The journey below traces a single morning triage session that surfaces a role in need of attention.
👩💼
Jamie Reyes · Senior Recruiter, Tech
Managing 12 open roles · Airbnb HQ · 4 years recruiting
sutra · PM — Trust & Safety
sutra · PM — Trust & Safety · Internal (3)
sutra · Mia Tanaka · Candidate Packet
sutra · At Risk · 312 flagged
Journey · Hiring Manager
Scoped view, same intelligence
The HM sees only their own role instances. No At Risk tab. No churn scores. Otherwise the same
action band and candidate experience — designed so HMs get the context they need without accessing
sensitive personnel data that should stay with recruiting.
👨💻
Priya Sharma · Senior Director, Trust & Safety PM
Hiring for 1 open role · PM — Trust & Safety (L4)
sutra · PM — Trust & Safety · HM view
Non-negotiables
Design principles that must hold
These are product commitments, not preferences. Every design decision should be evaluated against them.
🔍
No hallucinations
Every AI output must be source-traceable. No inference is displayed without an auditable signal. Self-reported skills are always labeled as such.
🤝
Human in the loop
Sutra never takes autonomous action on a candidate. No auto-advance, no auto-reject, no auto-outreach. Every action requires a deliberate human click.
👁
Candidate transparency
Multi-role consideration is always disclosed on the candidate packet. Candidates see when they're being considered for more than one role.
✅
Validated over inferred
Skill validation status is always visible. Validated skills are visually distinguished from inferred ones. Decisions should weight validated signals heavily.
🔒
Churn is sensitive
Churn risk data is recruiter-only. It is never surfaced to hiring managers — doing so could create awkward dynamics or bias performance reviews.
♾️
Talent pools don't expire
Candidates in the pool remain indefinitely unless explicitly archived or opted out. The value of the talent graph compounds over time.
Discussion
Open questions for this prototype
These are the tensions this journey surfaces that need resolution before v1 scoping.
Q1
Does Sutra solve a workflow problem or a data problem — and does the recruiter experience reflect the right one?

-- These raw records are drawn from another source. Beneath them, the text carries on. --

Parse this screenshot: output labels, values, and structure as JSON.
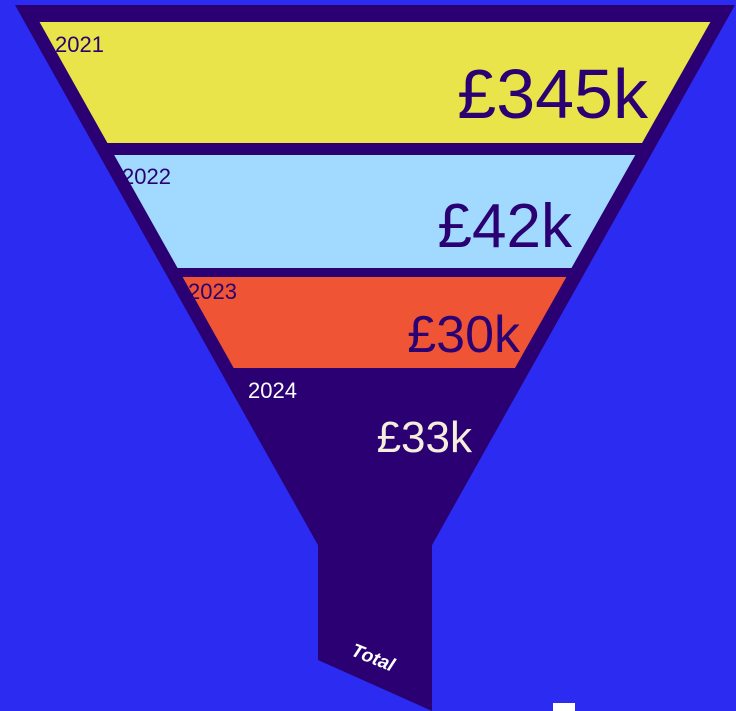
{
  "chart_data": {
    "type": "funnel",
    "categories": [
      "2021",
      "2022",
      "2023",
      "2024"
    ],
    "values": [
      345,
      42,
      30,
      33
    ],
    "value_labels": [
      "£345k",
      "£42k",
      "£30k",
      "£33k"
    ],
    "colors": [
      "#e8e44a",
      "#a2daff",
      "#ef5535",
      "#2a0072"
    ],
    "annotation": "Total"
  }
}
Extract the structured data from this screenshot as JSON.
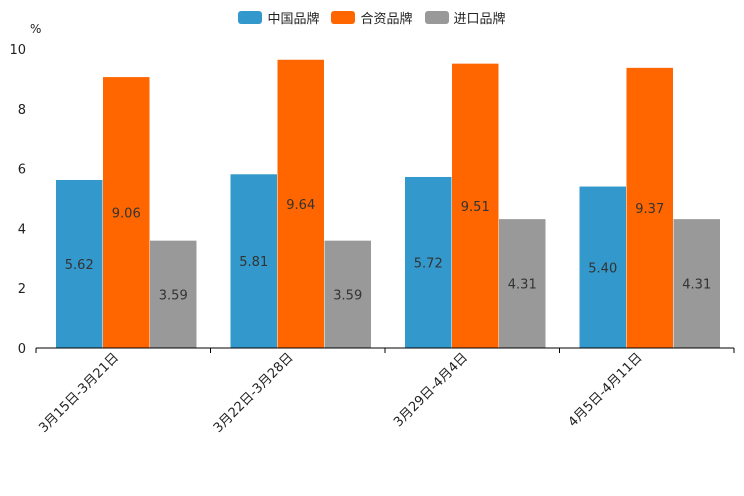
{
  "chart_data": {
    "type": "bar",
    "unit_label": "%",
    "categories": [
      "3月15日-3月21日",
      "3月22日-3月28日",
      "3月29日-4月4日",
      "4月5日-4月11日"
    ],
    "series": [
      {
        "name": "中国品牌",
        "color": "#3399cc",
        "values": [
          5.62,
          5.81,
          5.72,
          5.4
        ],
        "labels": [
          "5.62",
          "5.81",
          "5.72",
          "5.40"
        ]
      },
      {
        "name": "合资品牌",
        "color": "#ff6600",
        "values": [
          9.06,
          9.64,
          9.51,
          9.37
        ],
        "labels": [
          "9.06",
          "9.64",
          "9.51",
          "9.37"
        ]
      },
      {
        "name": "进口品牌",
        "color": "#999999",
        "values": [
          3.59,
          3.59,
          4.31,
          4.31
        ],
        "labels": [
          "3.59",
          "3.59",
          "4.31",
          "4.31"
        ]
      }
    ],
    "ylim": [
      0,
      10
    ],
    "yticks": [
      "0",
      "2",
      "4",
      "6",
      "8",
      "10"
    ],
    "legend_position": "top-center",
    "grid": false
  }
}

The action band is workflow-oriented (what do I do next?). The At Risk tab is data-oriented (who might leave?). Are we trying to do both in v1, or should one be primary?
Q2
Will recruiters trust the AI match score enough to act on "Sutra Recommended" candidates?
A 75% threshold filters 847 applicants down to 7. If the recruiter doesn't trust the score methodology, the filter becomes noise rather than signal. How do we build trust in the score early?
Q3
How does the recruiter manage 312 at-risk employees without a severity ranking?
The current At Risk list is paginated but not urgency-sorted. A recruiter can't act on 312 people — they need a "most urgent this week" view. What signals determine urgency beyond churn score?
Q4
What happens to the action band when the offer is declined?
The current prototype surfaces an offer card and advises keeping other candidates warm. If Jordan Kim declines, the band should reset — but how does that state change get communicated back to Sutra from the ATS?
Q5
Is the HM experience differentiated enough to justify a separate view toggle?
The HM view currently removes At Risk access and churn chips. Is that the right level of differentiation — or should the HM experience have its own information architecture rather than a scoped version of the recruiter's?
Q6
Where does candidate consent and transparency actually live?
The spec calls for candidates to see when they're being considered for multiple roles. This is shown in the recruiter packet but there's no candidate-facing view in v1. What's the interim disclosure mechanism?